In this condition, the Plane adcd is perpendicular to the Y-axis , the Line bc is parallel to the X-axis. The Line ab and Line cd are symmetric about Plane yOz. The walking direction at any time during the experiment is processed parallel to the X-axis. According to geometric relations, the seven planes can be divided into two categories:

1.
Planes 1–5 are parallel to the imaging plane, referred to as parallel plane.
2.
Planes 6–7 are perpendicular to the imaging plane, referred to as vertical plane.

Position of a plane requires only three space points, so the six points (a, b, c, $a'$, $b'$, $c'$) are used for analysis. The expression for the point imaging principle is described as:

$$\begin{aligned} (X,Y,Z)=-\gamma (x,y,p) \end{aligned}$$

(3)

where p represents the camera focal length, $\gamma $ represents the distance ratio relative to the origin between the space point (X, Y, Z) and its imaging point (x, y, p).

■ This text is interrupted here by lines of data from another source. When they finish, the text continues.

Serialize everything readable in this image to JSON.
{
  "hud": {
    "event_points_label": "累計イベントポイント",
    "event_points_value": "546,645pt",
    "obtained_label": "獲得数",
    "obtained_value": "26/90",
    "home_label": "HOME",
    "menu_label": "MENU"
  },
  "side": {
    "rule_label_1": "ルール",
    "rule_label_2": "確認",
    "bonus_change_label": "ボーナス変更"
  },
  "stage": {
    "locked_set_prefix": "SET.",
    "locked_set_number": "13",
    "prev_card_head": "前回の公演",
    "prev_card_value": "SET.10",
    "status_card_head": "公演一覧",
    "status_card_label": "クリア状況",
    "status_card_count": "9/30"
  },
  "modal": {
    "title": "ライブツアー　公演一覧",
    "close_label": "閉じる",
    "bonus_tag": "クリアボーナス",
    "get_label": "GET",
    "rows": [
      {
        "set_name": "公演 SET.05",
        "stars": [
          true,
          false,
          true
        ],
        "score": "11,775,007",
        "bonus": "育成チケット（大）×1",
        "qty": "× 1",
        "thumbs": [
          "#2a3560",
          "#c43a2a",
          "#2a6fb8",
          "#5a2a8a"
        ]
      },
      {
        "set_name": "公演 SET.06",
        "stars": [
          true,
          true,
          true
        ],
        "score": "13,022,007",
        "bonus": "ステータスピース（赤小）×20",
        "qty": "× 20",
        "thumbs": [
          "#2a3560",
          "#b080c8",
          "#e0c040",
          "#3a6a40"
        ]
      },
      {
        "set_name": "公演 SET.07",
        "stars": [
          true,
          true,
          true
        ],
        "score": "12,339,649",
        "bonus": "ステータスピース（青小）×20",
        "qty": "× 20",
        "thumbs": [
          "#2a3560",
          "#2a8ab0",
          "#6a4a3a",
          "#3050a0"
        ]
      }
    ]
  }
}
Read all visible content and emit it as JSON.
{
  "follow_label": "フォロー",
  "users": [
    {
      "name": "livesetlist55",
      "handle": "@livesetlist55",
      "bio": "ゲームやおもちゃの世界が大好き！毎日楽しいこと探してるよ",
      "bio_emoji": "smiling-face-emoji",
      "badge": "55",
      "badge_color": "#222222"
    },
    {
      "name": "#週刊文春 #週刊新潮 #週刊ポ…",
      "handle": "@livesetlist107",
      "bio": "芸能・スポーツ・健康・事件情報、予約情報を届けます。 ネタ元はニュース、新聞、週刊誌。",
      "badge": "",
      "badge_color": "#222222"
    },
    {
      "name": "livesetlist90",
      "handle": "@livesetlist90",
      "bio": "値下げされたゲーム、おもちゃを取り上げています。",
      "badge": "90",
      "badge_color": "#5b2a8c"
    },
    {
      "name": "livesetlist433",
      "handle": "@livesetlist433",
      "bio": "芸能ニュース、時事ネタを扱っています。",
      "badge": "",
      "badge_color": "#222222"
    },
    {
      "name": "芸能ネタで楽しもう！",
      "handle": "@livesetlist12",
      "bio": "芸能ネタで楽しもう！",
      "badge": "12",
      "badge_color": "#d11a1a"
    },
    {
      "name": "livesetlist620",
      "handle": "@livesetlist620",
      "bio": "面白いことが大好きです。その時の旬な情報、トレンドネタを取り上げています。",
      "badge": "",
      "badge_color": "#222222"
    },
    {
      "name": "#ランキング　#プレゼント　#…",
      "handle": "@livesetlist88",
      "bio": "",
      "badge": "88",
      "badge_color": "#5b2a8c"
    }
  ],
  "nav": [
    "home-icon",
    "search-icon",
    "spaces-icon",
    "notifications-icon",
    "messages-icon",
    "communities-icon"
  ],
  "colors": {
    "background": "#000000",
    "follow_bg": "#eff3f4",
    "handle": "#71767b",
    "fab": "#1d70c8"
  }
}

It can be seen from formula 3, when the coordinates of points $a'$, $b'$, $c'$ are known, the spatial position of points a, b, c is determined by the distance ratio $\gamma _{a}$, $\gamma _{b}$, $\gamma _\mathrm{c}$. According to the condition $l_{ab}=W$, $l_{bc}=L$, and $\overrightarrow{ab}\bot \overrightarrow{bc}$. The expressions of $\gamma _{a}$, $\gamma _{b}$, $\gamma _\mathrm{c}$ are described as:

$$\begin{aligned} \gamma _{b}= & {} \gamma _\mathrm{c}=L/(x_{b'}-x_{c'}) \end{aligned}$$

(4)

$$\begin{aligned} \gamma _{a}= & {} \gamma _{b}x_{b'}/x_{a'}. \end{aligned}$$

(5)

To locate each square pressure sensor (side length is cs) of Walkway, take the Point b as the origin, the Edge bc as X-axis, the Edge ba as Y-axis, and side length cs as the unit length to establish a plane coordinate system $O_{2}-xy$. The spatial coordinates of any Point (i, j) in $O_{2}-xy$ can be calculated by the space fusion formula:

$$\begin{aligned} (x,y,z)_{ij}&= \gamma _{b}(x_{b'},y_{b'},p)\nonumber \\&\quad +\, i[\gamma _{a}(x_{a'},y_{a'},p)-\gamma _{b}(x_{b'},y_{b'},p)]cs/W\nonumber \\&\quad +\, j[\gamma _\mathrm{c}(x_{c'},y_{c'},p)-\gamma _{b}(x_{b'},y_{b'},p)]cs/L. \end{aligned}$$

(6)

2.2 Spatial geometry analysis

For obtaining the position of the relevant joints as accurately as possible and reducing the error, the extraction order of the skeletal model joints is taken from known to unknown. Unlike hard-to-handle vision data, the position of the human body is more accurately and easily located by tactility. The points of the upper and lower limbs are all in two parallel planes and one vertical plane, which causes that the spatial coordinates of the joints of the upper and lower limbs can be obtained in the same algorithm. In this paper, take the process of obtaining the joint point spatial coordinates of the lower limbs as the example to perform spatial geometry analysis.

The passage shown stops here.